Starring Ellen Page, Michael Cera, Jason Bateman, Jennifer Garner
Directed by Jason Reitman
One of my fellow critics, whom I won’t name because this makes me want to strangle him, said that Juno was Knocked Up-lite. I’d scream with rage and frustration, except that Juno is so damn good, so damn relevant that I am becalmed. Like Waitress, the similarly themed chick flick from earlier this year, this is a heightened, brightened glide through one of life’s big phases.
Like Waitress, this is snarly-funny and whipsmart-witty enough that if you don’t want to take any deeper wisdom from it, you don’t have to, and you can still have a wonderfully good time.
But if you care to look for juicy bits of meaty substance concerning the power of genuine friendship, the promise and hope that accompanies new babies, and the unexpected expansion of your own self when you suddenly see other people, well, that’s all here to be had.
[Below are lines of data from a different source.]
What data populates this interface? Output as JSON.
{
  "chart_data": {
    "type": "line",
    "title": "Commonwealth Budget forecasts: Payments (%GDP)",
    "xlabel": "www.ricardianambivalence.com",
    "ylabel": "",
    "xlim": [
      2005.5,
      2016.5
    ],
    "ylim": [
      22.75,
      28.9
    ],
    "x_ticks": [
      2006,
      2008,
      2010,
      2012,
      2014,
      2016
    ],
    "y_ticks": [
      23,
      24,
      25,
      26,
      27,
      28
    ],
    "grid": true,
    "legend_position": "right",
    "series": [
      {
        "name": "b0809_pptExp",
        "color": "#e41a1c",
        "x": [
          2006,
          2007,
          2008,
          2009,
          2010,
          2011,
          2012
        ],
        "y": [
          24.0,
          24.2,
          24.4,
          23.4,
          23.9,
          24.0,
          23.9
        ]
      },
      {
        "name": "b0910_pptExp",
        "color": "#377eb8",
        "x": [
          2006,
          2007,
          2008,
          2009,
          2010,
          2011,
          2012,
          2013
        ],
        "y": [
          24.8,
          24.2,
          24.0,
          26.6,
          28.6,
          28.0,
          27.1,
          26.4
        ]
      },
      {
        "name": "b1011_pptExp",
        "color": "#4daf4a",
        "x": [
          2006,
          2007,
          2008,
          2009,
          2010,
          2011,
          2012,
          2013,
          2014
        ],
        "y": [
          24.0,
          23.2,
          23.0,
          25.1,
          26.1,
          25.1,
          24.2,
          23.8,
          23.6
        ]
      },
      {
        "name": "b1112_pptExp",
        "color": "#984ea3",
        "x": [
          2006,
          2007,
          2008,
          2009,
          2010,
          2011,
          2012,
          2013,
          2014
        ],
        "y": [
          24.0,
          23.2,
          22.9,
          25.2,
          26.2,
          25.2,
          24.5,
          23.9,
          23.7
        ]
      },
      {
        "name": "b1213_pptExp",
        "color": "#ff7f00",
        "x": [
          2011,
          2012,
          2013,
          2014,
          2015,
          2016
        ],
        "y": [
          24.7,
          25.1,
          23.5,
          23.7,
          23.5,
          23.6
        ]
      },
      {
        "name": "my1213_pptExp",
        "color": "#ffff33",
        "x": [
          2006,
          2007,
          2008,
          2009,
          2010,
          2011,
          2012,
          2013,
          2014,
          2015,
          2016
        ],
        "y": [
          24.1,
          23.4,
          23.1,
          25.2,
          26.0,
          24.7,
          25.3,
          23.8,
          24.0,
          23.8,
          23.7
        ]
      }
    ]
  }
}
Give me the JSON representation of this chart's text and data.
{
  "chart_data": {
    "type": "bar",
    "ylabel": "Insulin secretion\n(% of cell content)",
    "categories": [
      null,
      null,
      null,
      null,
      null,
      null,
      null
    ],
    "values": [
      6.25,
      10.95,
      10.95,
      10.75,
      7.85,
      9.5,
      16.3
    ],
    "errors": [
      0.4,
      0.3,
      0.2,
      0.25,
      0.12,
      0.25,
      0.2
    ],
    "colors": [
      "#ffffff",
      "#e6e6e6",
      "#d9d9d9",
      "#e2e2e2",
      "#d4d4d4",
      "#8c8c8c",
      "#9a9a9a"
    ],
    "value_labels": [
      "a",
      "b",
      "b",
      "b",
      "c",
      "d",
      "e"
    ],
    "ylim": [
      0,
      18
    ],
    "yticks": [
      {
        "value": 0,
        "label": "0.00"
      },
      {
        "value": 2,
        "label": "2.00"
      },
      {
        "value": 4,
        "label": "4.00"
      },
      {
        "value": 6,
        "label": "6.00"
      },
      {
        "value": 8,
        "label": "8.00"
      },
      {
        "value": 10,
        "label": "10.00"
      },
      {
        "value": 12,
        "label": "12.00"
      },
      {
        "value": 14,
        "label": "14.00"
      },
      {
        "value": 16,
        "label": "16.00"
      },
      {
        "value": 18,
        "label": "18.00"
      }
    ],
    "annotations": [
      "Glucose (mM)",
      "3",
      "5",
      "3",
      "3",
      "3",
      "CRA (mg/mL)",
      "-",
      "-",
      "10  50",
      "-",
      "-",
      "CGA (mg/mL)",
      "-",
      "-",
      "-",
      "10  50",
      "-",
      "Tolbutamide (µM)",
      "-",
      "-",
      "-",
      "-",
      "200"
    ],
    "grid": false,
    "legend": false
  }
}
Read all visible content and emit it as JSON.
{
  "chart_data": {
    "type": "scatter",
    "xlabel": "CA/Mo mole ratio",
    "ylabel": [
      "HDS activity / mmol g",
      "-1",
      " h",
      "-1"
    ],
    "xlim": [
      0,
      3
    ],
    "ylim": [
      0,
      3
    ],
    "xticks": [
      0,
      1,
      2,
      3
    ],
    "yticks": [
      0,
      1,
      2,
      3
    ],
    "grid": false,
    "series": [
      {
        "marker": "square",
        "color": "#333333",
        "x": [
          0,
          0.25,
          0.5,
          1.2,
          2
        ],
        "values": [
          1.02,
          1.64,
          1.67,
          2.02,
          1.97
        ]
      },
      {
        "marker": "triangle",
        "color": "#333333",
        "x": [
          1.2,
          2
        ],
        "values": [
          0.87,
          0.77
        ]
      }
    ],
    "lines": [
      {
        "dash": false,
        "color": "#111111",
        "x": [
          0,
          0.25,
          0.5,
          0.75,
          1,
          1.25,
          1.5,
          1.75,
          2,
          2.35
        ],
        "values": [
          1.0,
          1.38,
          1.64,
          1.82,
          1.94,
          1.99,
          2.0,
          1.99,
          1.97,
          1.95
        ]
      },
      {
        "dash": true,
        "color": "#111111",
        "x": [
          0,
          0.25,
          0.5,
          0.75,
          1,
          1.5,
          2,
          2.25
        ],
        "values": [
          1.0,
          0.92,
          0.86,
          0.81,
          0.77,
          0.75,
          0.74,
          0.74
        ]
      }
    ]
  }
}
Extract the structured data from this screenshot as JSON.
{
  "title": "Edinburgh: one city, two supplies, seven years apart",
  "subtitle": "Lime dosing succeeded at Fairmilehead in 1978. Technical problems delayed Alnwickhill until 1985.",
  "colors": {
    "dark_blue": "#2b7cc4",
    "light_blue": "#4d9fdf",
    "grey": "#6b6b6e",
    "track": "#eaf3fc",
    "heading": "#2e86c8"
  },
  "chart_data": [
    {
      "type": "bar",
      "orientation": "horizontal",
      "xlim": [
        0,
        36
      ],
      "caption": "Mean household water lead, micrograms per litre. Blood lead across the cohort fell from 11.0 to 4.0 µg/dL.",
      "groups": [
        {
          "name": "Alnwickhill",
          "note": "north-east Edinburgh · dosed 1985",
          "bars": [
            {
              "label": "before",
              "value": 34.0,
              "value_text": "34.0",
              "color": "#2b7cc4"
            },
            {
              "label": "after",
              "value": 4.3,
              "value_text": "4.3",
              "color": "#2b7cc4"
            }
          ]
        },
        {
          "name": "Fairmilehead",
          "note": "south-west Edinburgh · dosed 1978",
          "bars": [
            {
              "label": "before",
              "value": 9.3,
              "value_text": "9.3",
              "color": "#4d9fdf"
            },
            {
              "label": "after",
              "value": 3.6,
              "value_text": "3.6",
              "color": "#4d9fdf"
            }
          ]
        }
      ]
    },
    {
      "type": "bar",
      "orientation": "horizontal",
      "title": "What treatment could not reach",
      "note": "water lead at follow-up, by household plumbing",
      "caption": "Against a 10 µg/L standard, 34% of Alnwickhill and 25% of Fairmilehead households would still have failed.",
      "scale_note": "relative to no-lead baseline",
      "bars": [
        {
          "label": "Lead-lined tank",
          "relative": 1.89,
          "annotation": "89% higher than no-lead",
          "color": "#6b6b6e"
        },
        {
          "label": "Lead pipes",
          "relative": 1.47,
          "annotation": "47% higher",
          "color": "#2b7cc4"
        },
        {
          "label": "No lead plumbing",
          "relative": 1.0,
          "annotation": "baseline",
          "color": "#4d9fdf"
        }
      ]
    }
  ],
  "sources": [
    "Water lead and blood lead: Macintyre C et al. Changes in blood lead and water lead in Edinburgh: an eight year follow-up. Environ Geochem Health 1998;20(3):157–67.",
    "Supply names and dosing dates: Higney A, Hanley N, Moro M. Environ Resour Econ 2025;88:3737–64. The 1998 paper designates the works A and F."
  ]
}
It’s a familiar tale, though one rarely told with such insight or such casual acceptance: Juno MacGuff, high schooler (Ellen Page, who between this and last year’s startling Hard Candy is headed for stardom), finds herself preggers after some sexual experimentation with her best friend, Paulie Bleeker (sweet-faced Michael Cera, also seen in this summer’s Superbad).
Her dad and stepmom (the ever indispensable J.K. Simmons and Allison Janney) are stunned for only a brief moment, then immediately supportive. Right from the get-go, and on through the whole film, there’s a refreshingly nonpanicky approach to the whole situation: Yes, having a baby, especially at a young age, can dramatically impact the rest of a young woman’s life, and yes, it’s nothing to be taken too lightly, but on the other hand, it’s not the end of the world. Just ask Jamie Lynn Spears.
It’s a baby, that’s all — something humanity has been dealing with since forever.
Sure, the kids at school give Juno and her ever-expanding midsection the sly eye, and sure, her parents briefly wonder whether it wouldn’t be better if their daughter’s “big news” were that she’d been expelled from school or was doing drugs, but the entirety of the rest of the film (written by the deliciously named Diablo Cody) assuages such thoughts.
The fact that it’s her decision to seek out a couple to adopt her baby is what breathes the sweet, funny, awkward real life into the film: Growing up isn’t just about making the best of the mess you find yourself in, but figuring out what’s best when that’s not always clear.
Jennifer Garner and Jason Bateman are a well-off professional couple whom working-class Juno finds herself temporarily hitched to. They want in on every moment of Juno’s pregnancy in advance of taking her baby as their own and they are just one more confused and confusing encounter on Juno’s crooked path to herself. They’re not as perfect as they seem, but they, too, are beautiful and authentic in their imperfection.
Director Jason Reitman gave us 2005’s cunning Thank You for Smoking, but here he grows as a filmmaker by melding the snarky with the shrewd. He doesn’t knock getting knocked up, nor does he sentimentally celebrate it, either. He merely recognizes it, in a simple, gloriously human way, as part of this crazy old thing called life, which rarely accedes to our wishes to unfold the way we want it to.